A total of 140 strains or 100% of isolates contained OXA-51 and ISbA1 sequences, 89% contained OXA-23 and OXA-58 sequences, and 1% contained OXA-24 sequence. The MBL genes were predominated by Verona integron-encoded metallo-β-lactamase (VIM) (56%), followed by Seoul imipenemase (SIM) (39%), German imipenemase (GIM) (37%), São Paulo metallo-β-lactamase (SPM) (13%), imipenemase (IMP) (11%), and New Delhi metallo-β-lactamase (NDM) (4%). Guyana extended-spectrum β-lactamase (GES) was not found in any isolation.

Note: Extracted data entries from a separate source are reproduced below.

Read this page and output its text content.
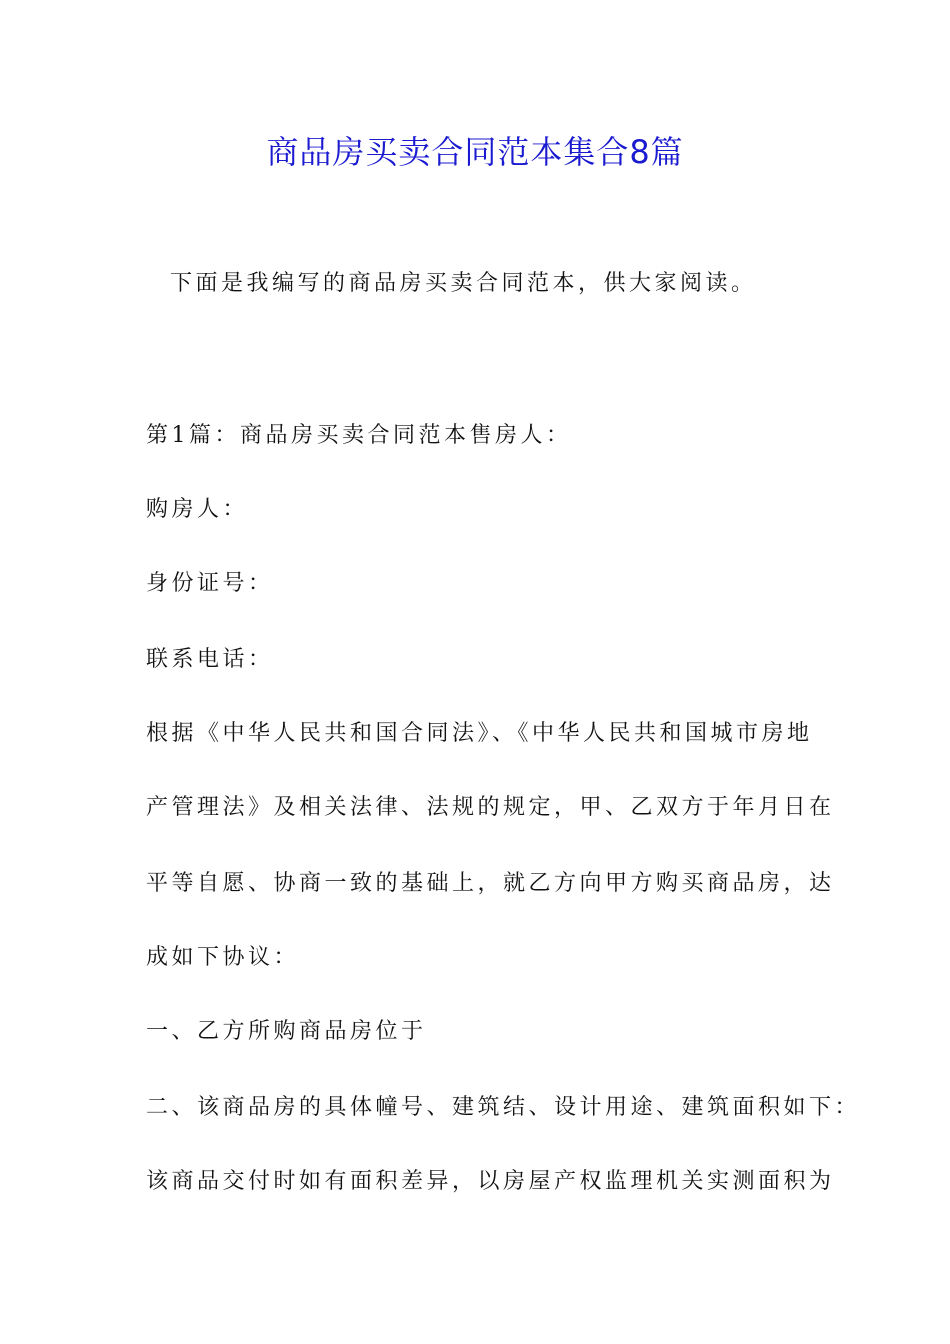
商品房买卖合同范本集合8篇

下面是我编写的商品房买卖合同范本，供大家阅读。

第1篇：商品房买卖合同范本售房人：

购房人：

身份证号：

联系电话：

根据《中华人民共和国合同法》、《中华人民共和国城市房地

产管理法》及相关法律、法规的规定，甲、乙双方于年月日在

平等自愿、协商一致的基础上，就乙方向甲方购买商品房，达

成如下协议：

一、乙方所购商品房位于

二、该商品房的具体幢号、建筑结、设计用途、建筑面积如下：

该商品交付时如有面积差异，以房屋产权监理机关实测面积为
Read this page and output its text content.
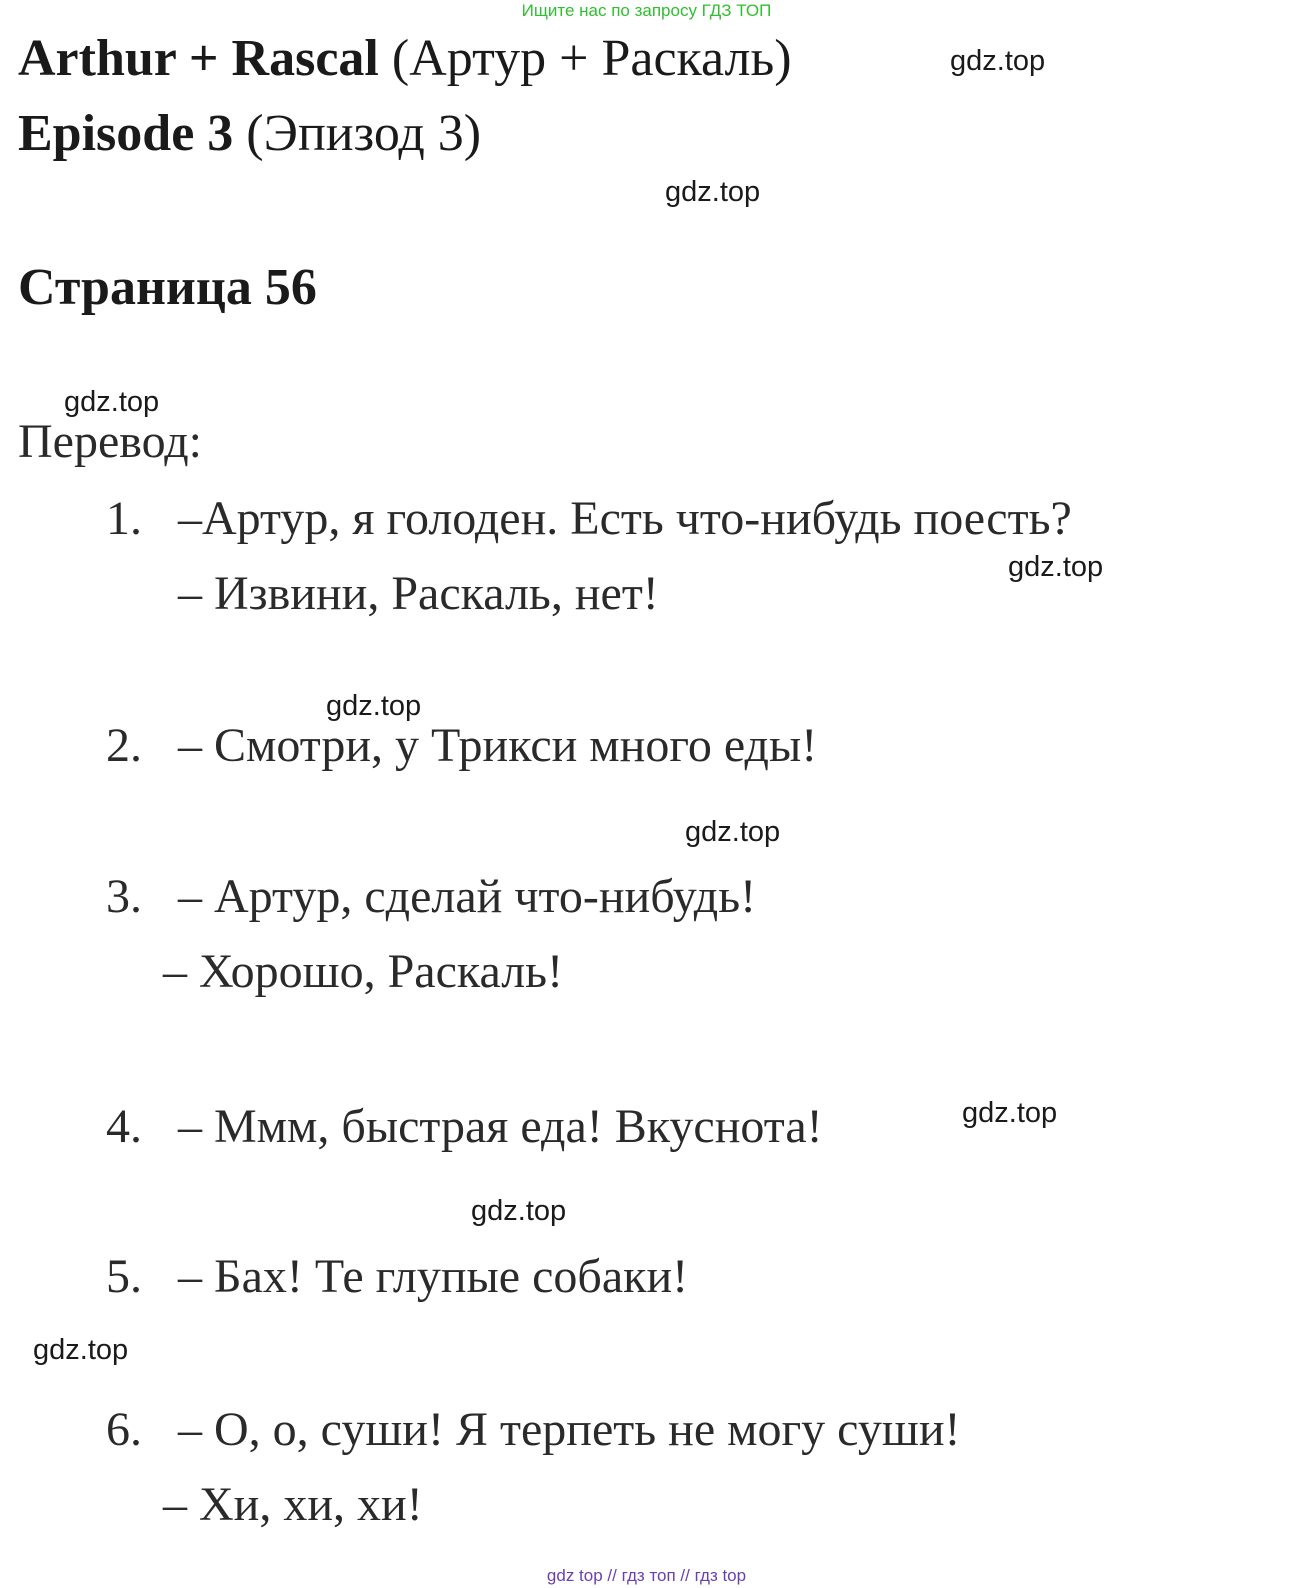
Ищите нас по запросу ГДЗ ТОП
Arthur + Rascal (Артур + Раскаль)	gdz.top
Episode 3 (Эпизод 3)
gdz.top
Страница 56
gdz.top
Перевод:
1. –Артур, я голоден. Есть что-нибудь поесть?
gdz.top
– Извини, Раскаль, нет!
gdz.top
2. – Смотри, у Трикси много еды!
gdz.top
3. – Артур, сделай что-нибудь!
– Хорошо, Раскаль!
4. – Ммм, быстрая еда! Вкуснота!	gdz.top
gdz.top
5. – Бах! Те глупые собаки!
gdz.top
6. – О, о, суши! Я терпеть не могу суши!
– Хи, хи, хи!
gdz top // гдз топ // гдз top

Our study shows a high frequency of carbapenem resistance in , as it reports a high molecular diversity of carbapenemase-encoding genes, mainly dominated by the carbapenemase ISaba1/OXA-23, which represents an emerging threat in our hospital.
[细菌名称]中的碳青霉烯耐药性是一个全球性的公共卫生问题。尽管摩洛哥也出现了碳青霉烯耐药性,但很少有研究表明摩洛哥医疗机构中碳青霉烯酶基因的流行病学特征。本研究的目的是对临床分离株中碳青霉烯酶的分子特征进行表征。
实验室从各种样本中分离出的临床菌株进行了多项表型试验。使用Phoenix 100(美国马里兰州斯帕克斯的贝克顿·迪金森公司)和Api 20(法国马西 - 埃图瓦勒的生物梅里埃公司)检测抗生素敏感性和进行鉴定。使用简单的表型试验来检测碳青霉烯酶、氧青霉烯酶(OXA)和金属β-内酰胺酶(MBL)的产生,包括改良Hodge试验(MHT)和乙二胺四乙酸(EDTA)试验。通过多重和简单聚合酶链反应(PCR)检测碳青霉烯酶基因。
总共140株菌株或100%的分离株含有OXA - 51和ISbA1序列,89%含有OXA - 23和OXA - 58序列,1%含有OXA - 24序列。MBL基因以维罗纳整合子编码的金属β-内酰胺酶(VIM)为主(56%),其次是首尔亚胺培南酶(SIM)(39%)、德国亚胺培南酶(GIM)(37%)、圣保罗金属β-内酰胺酶(SPM)(13%)、亚胺培南酶(IMP)(11%)和新德里金属β-内酰胺酶(NDM)(4%)。在任何分离株中均未发现圭亚那超广谱β-内酰胺酶(GES)。
我们的研究表明[细菌名称]中碳青霉烯耐药性的频率很高,因为它报告了碳青霉烯酶编码基因的高分子多样性,主要由碳青霉烯酶ISaba1/OXA - 23主导,这在我们医院是一种新出现的威胁。